GRUB loading stage 1.5 GRUB loading, please wait

After an unusually long power outage (more than 1 hour which was longer than our UPSes could manage) our company main file server running Ubuntu 10.04 Lucid LTS has been down for two weeks in a row, with multiple issues with broken HDDs, corrupted RAID arrays etc, but one problem is that the computer doesn’t even boot normally (or at all). After fixing some other boot problems, I got stuck to this Grub error message:

GRUB loading stage 1.5
GRUB loading, please wait…

For a note, this is a distinct error message displaying no error code.

Grub seems to have plenty of different kinds of error messages, but the Gentoo Wiki has managed to make a good summary of them all. The same problem has tormented other distros such as Redhat and PCLinuxOS, too.

I tried out the usual tricks, such as running grub-install, update-grub, then grub

root (hd0,0)
setup (hd0)

but nothing seemed to work. Finally I started to rip the 10+ hard disk cables out one-by-one, and after taking out all SATA drives I was left with one PATA/IDE drive only. For a note, the server is actually a dual-Pentium3 with Abit VP6 and an old BIOS capable to detect only small PATA drives, the 1.5TB – 2TB drivers are way too big for the old 32bit BIOS to manage 🙂

Suddenly when there was only one drive left, the grub menu appeared and the error went away!

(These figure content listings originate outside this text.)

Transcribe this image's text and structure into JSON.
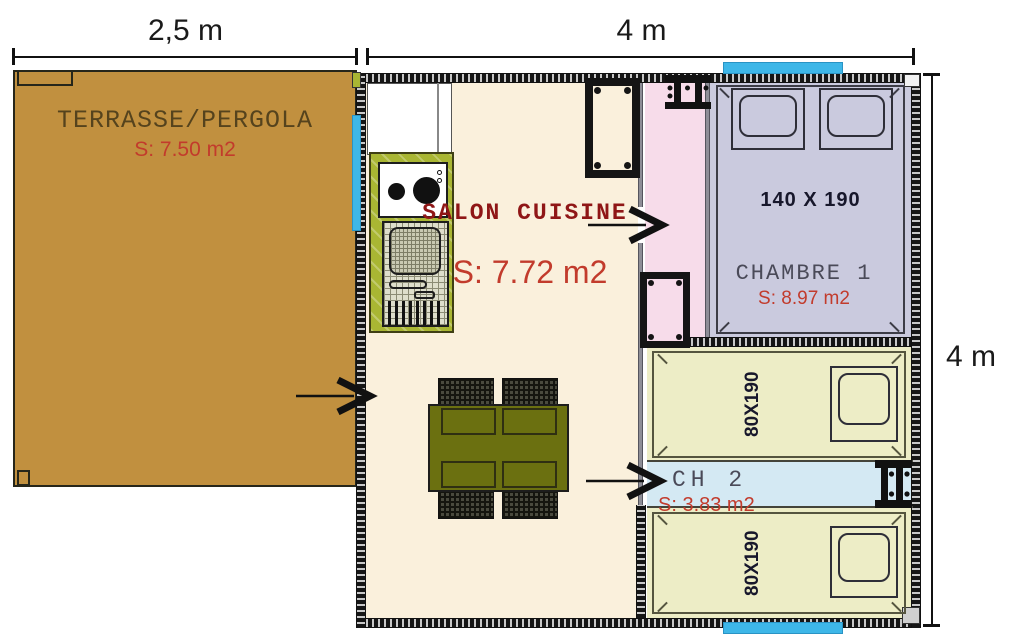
{
  "plan": {
    "dimensions": {
      "top_left": "2,5 m",
      "top_right": "4 m",
      "right_side": "4 m"
    },
    "terrace": {
      "label": "TERRASSE/PERGOLA",
      "area": "S: 7.50 m2"
    },
    "salon": {
      "label": "SALON CUISINE",
      "area": "S: 7.72 m2"
    },
    "chambre1": {
      "label": "CHAMBRE 1",
      "area": "S: 8.97 m2",
      "bed_size": "140 X 190"
    },
    "ch2": {
      "label": "CH 2",
      "area": "S: 3.83 m2",
      "bed_top": "80X190",
      "bed_bottom": "80X190"
    },
    "colors": {
      "terrace": "#c1903f",
      "salon_floor": "#faf0dc",
      "hall_pink": "#f7dcea",
      "chambre1_floor": "#cacade",
      "bedroom_yellow": "#ededc6",
      "corridor_blue": "#d4e9f3",
      "window_blue": "#3eb7e8",
      "kitchen_olive": "#a9b633",
      "table_olive": "#6b7010",
      "area_red": "#c23b2c",
      "salon_title_red": "#8f1616",
      "label_grey": "#4a4a58"
    }
  }
}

It seems that the problem was caused by the SiI3512A SATA Raid -controller card. The system had three SATA controller expansion cards, 2x 4-port Promise and 1x 2-port SiI3512A -card. After plugging the cables off the SiI3512A -controller, the system didn’t anymore try to boot from the SATA disks (which the BIOS can’t comprehend), but from the old PATA-drive.

Another option could have been to wipe grub away from the two SATA disks that were connected to the SiI3512A, but since there were empty slots available on the Promise-cards, I just took away the semi-working card. It was an miracle, that the BIOS had detected Grub on the SATA disks, but in the end it just caused a very difficult to fix problem, so I’d rather had just a non-booting SATA controller card instead.

Anyway, at least the boot problem was solved.